Stories like this open a window into sealed rooms in which
the usual favorable campaign propaganda is produced by the truckload.
This one, which ran in the Washington Post,
is not good news for U.S. Representative Elizabeth Esty, most recently seen
bobbing her head in assent to a vigorous attack on the National Rifle
Association (NRA) by a teenage rabble rouser in Washington DC.
The Post story begins with a knock-out lede: “The threat
from Rep. Elizabeth Esty’s chief of staff arrived in a voice mail.
“’You better f-----g reply to me or I will f-----g kill
you,’ Tony Baker said in the May 5, 2016, recording left for Anna Kain, a
former Esty aide Baker had once dated.”
Kain alerted the police, according to the Post story, “filed
a report for felony threats and obtained a 12-month restraining order against
Baker.”
A week later, Esty found out about the episode, and “… rather
than firing or suspending Baker, the congresswoman consulted her personal
attorneys and advisers, she said. She also spoke to Kain on May 11, emails
show; Kain said she provided detailed allegations that Baker had punched,
berated and sexually harassed her in Esty’s Capitol Hill office throughout
2014, while she worked as Esty’s senior adviser… On May 5, 2016, Baker called
Kain approximately 50 times and said he would ‘find her’ and ‘kill her,’ she
alleged in the petition.”
Three months after the reported abuse, Kain bade Esty
goodbye, the congresswoman having provided him with a favorable job
recommendation. Kane found employment with the Ohio branch of Sandy Hook
Promise (SHP), an organization formed after the slaughter of school children
and staff of the Sandy Hook Elementary School that agitates in favor of gun
control and school safety. Before hiring Baker, SHP contacted Esty by phone.
We do not know if there is a record of the conversation --
SHP’s spokesperson was unavailable for comment when the Post story ran -- but
it seems reasonable to assume that Esty had not warned officials at SHP that
their hire had assaulted and threatened women, was an alcoholic and had exhibited
brutal and violent tendencies. Esty had signed a non-disclosure agreement with
Baker. The penalties for breaking contracts superseded any political backlash
that might have damaged Esty’s career as both a third term Congresswoman and an
ardent defender of women’s rights in the post-Weinstein #metoo era.
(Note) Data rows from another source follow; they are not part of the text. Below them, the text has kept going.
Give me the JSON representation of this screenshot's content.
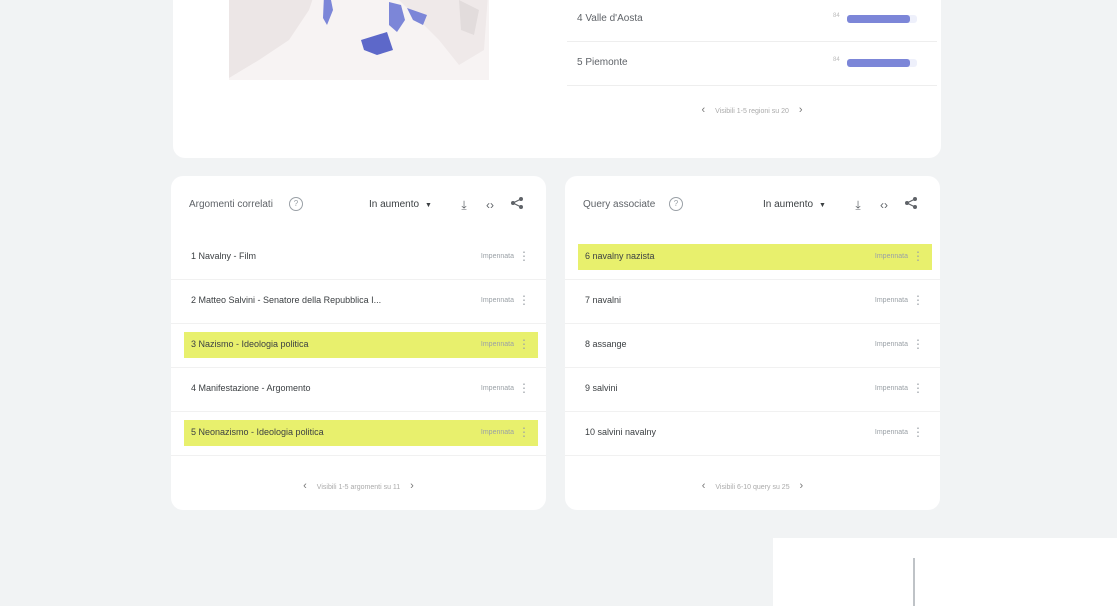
{
  "top_card": {
    "regions": [
      {
        "label": "4  Valle d'Aosta",
        "value": "84",
        "fraction": 0.9
      },
      {
        "label": "5  Piemonte",
        "value": "84",
        "fraction": 0.9
      }
    ],
    "pager_text": "Visibili 1-5 regioni su 20",
    "prev": "‹",
    "next": "›"
  },
  "colors": {
    "map_fill": "#7c86d8",
    "highlight": "#e8f06d"
  },
  "related_topics": {
    "title": "Argomenti correlati",
    "help": "?",
    "select_value": "In aumento",
    "caret": "▼",
    "download_icon": "⤓",
    "embed_icon": "‹›",
    "share_icon": "share",
    "items": [
      {
        "text": "1  Navalny - Film",
        "value": "Impennata",
        "highlighted": false
      },
      {
        "text": "2  Matteo Salvini - Senatore della Repubblica I...",
        "value": "Impennata",
        "highlighted": false
      },
      {
        "text": "3  Nazismo - Ideologia politica",
        "value": "Impennata",
        "highlighted": true
      },
      {
        "text": "4  Manifestazione - Argomento",
        "value": "Impennata",
        "highlighted": false
      },
      {
        "text": "5  Neonazismo - Ideologia politica",
        "value": "Impennata",
        "highlighted": true
      }
    ],
    "pager_text": "Visibili 1-5 argomenti su 11",
    "prev": "‹",
    "next": "›"
  },
  "related_queries": {
    "title": "Query associate",
    "help": "?",
    "select_value": "In aumento",
    "caret": "▼",
    "download_icon": "⤓",
    "embed_icon": "‹›",
    "share_icon": "share",
    "items": [
      {
        "text": "6  navalny nazista",
        "value": "Impennata",
        "highlighted": true
      },
      {
        "text": "7  navalni",
        "value": "Impennata",
        "highlighted": false
      },
      {
        "text": "8  assange",
        "value": "Impennata",
        "highlighted": false
      },
      {
        "text": "9  salvini",
        "value": "Impennata",
        "highlighted": false
      },
      {
        "text": "10  salvini navalny",
        "value": "Impennata",
        "highlighted": false
      }
    ],
    "pager_text": "Visibili 6-10 query su 25",
    "prev": "‹",
    "next": "›"
  }
}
Esty retained Baker in her office for three months after she
had full knowledge of her chief of staff’s assaults and life-threatening
e-mails. On the advice of counsel, she signed a non-disclosure agreement that
would protect both her and Baker from the indignity of answering media
inquiries. And, as part of the agreed upon separation, Esty recommended Baker
to Sandy Hook Promise as a promising hire. For all of this, Esty is deeply
sorry.
Will sorry be enough? Esty is, after all, a woman who has
placed herself on the post—#metoo barricades. Her mistake was simply listening
to the lawyers -- Esty is also a lawyer – and not acting in the moment as her
conscience prompted her. If she is on the left side of the political
barricades, why should unsavory incidents such as these cost her a
well-established position of eminence within the social progressive movement
she has ridden like a hobby horse into re-election efforts for three, possibly
four terms in the #metoo inspired Democrat Party? “Esty said she plans to
advocate for greater accountability in how congressional offices are managed,” the
Post advises, closing out the tawdry tale.
Republicans already are waving Esty’s head on their campaign
pikes, and Democrat support for the beleaguered Esty is flaccid. Executive director of the Connecticut
Citizen Action Group, most often the last passenger to jump overboard on a
sinking ship, said he’s “not ready to jump off” the ship yet. U.S. Senator Dick
Blumenthal was cautiously unoptimistic. “I’m deeply disappointed,” said the
moral conscience of the Senate. “She should talk to her constituents. It’s
their decision not mine. I need to know more and so do her constituents.” The always
eupeptic U.S. Senator Chris Murphy said, “I talked to Elizabeth, and I'm glad
she acknowledges this [that mistakes were made]. Nobody working in a
congressional office or any other setting should feel afraid to come to work.
Protecting victims of workplace harassment needs to come first, and the rules
of Congress need to change to ensure that happens."
Esty has said she has no intention of resigning her position
in the U.S. House. Is it presumptuous to suppose that the Congressional reforms
Murphy believes are necessary might be more quickly adopted if Esty did resign?